Pernikahanku hanya dihadiri oleh segelintir orang. Keluargaku, keluarga Terry, Benji dan Ko Felix, Ko Hendra dan keluarganya, kakak laki-laki Benji dan keluarganya, beberapa teman Ko Theo yang kayaknya artis, perawat-perawat yang kepo karena melihat pria seganteng Terry menikahi pacarnya yang sakit di rumah sakit, Pak Cakra, dan Pak Rusli yang menjadi saksi.

Setelah pemberkatan, kami hanya berkumpul dan makan siang bersama, lalu aku diboyong kembali ke kamar inap oleh Terry, dengan alasan takut aku kelelahan.

Padahal aku nggak kenapa-kenapa. Lebay.

Mami, Ci Flo, dan Ci Nina membantuku melepas semua atribut yang melekat di tubuhku, dan membantuku mengenakan pakaian rumah sakit. Setelah itu perawat masuk untuk memasangkan infus.

"Perlu banget infusnya ya, Sus? Tanganku kan jadi jelek, merah-merah gitu," keluhku saat perawat itu menusuk-nusuk telapakku.

"Perlu dong. Nggak apa-apa merah sedikit, kan udah laku," goda perawat itu sambil tersenyum. Aku terkekeh.

"Kasian dong suami aku, masa nyium tangan isterinya, merah-merah?"
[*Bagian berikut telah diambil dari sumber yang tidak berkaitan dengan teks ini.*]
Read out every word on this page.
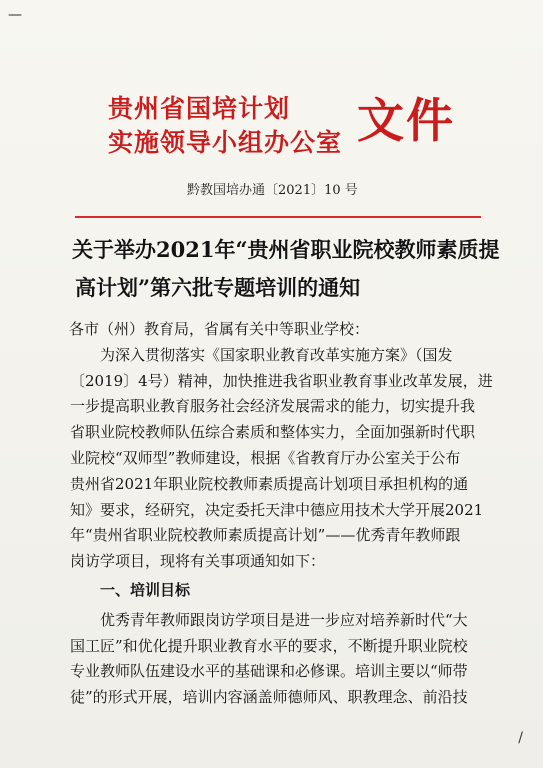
—
贵州省国培计划
实施领导小组办公室 文件
黔教国培办通〔2021〕10 号
关于举办2021年“贵州省职业院校教师素质提
高计划”第六批专题培训的通知

各市（州）教育局，省属有关中等职业学校：

为深入贯彻落实《国家职业教育改革实施方案》（国发
〔2019〕4号）精神，加快推进我省职业教育事业改革发展，进
一步提高职业教育服务社会经济发展需求的能力，切实提升我
省职业院校教师队伍综合素质和整体实力，全面加强新时代职
业院校“双师型”教师建设，根据《省教育厅办公室关于公布
贵州省2021年职业院校教师素质提高计划项目承担机构的通
知》要求，经研究，决定委托天津中德应用技术大学开展2021
年“贵州省职业院校教师素质提高计划”——优秀青年教师跟
岗访学项目，现将有关事项通知如下：

一、培训目标

优秀青年教师跟岗访学项目是进一步应对培养新时代“大
国工匠”和优化提升职业教育水平的要求，不断提升职业院校
专业教师队伍建设水平的基础课和必修课。培训主要以“师带
徒”的形式开展，培训内容涵盖师德师风、职教理念、前沿技

/
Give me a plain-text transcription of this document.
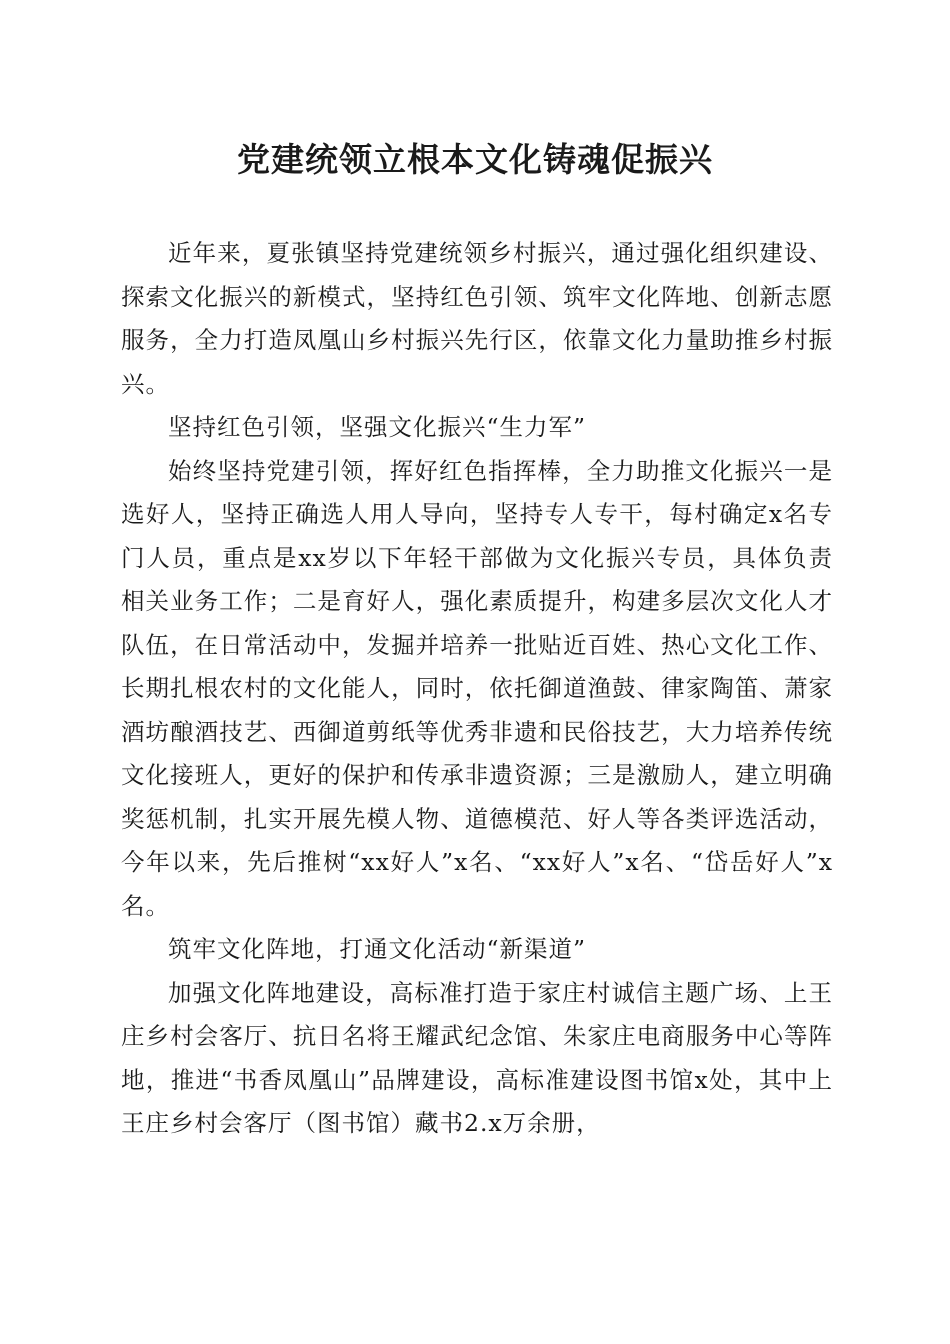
党建统领立根本文化铸魂促振兴

近年来，夏张镇坚持党建统领乡村振兴，通过强化组织建设、探索文化振兴的新模式，坚持红色引领、筑牢文化阵地、创新志愿服务，全力打造凤凰山乡村振兴先行区，依靠文化力量助推乡村振兴。

坚持红色引领，坚强文化振兴“生力军”

始终坚持党建引领，挥好红色指挥棒，全力助推文化振兴一是选好人，坚持正确选人用人导向，坚持专人专干，每村确定x名专门人员，重点是xx岁以下年轻干部做为文化振兴专员，具体负责相关业务工作；二是育好人，强化素质提升，构建多层次文化人才队伍，在日常活动中，发掘并培养一批贴近百姓、热心文化工作、长期扎根农村的文化能人，同时，依托御道渔鼓、律家陶笛、萧家酒坊酿酒技艺、西御道剪纸等优秀非遗和民俗技艺，大力培养传统文化接班人，更好的保护和传承非遗资源；三是激励人，建立明确奖惩机制，扎实开展先模人物、道德模范、好人等各类评选活动，今年以来，先后推树“xx好人”x名、“xx好人”x名、“岱岳好人”x名。

筑牢文化阵地，打通文化活动“新渠道”

加强文化阵地建设，高标准打造于家庄村诚信主题广场、上王庄乡村会客厅、抗日名将王耀武纪念馆、朱家庄电商服务中心等阵地，推进“书香凤凰山”品牌建设，高标准建设图书馆x处，其中上王庄乡村会客厅（图书馆）藏书2.x万余册，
"Ntar juga hilang," kata Terry yang duduk di tepi ranjangku sambil mengelus rambutku.

Terry sudah mengganti tuxedonya dengan kaos dan celana pendek, tapi tetap saja dia kelihatan ganteng.

Aih, suamiku.

Akhirnya aku nikah juga.

Aku tanpa sadar menatap suamiku dengan wajah terpesona, dan menutup mata saat dia mengecup dahiku lembut.

Perawat yang memasangkan infus tersenyum malu-malu sambil melirik kami - lebih tepatnya melirik Terry - lalu undur diri.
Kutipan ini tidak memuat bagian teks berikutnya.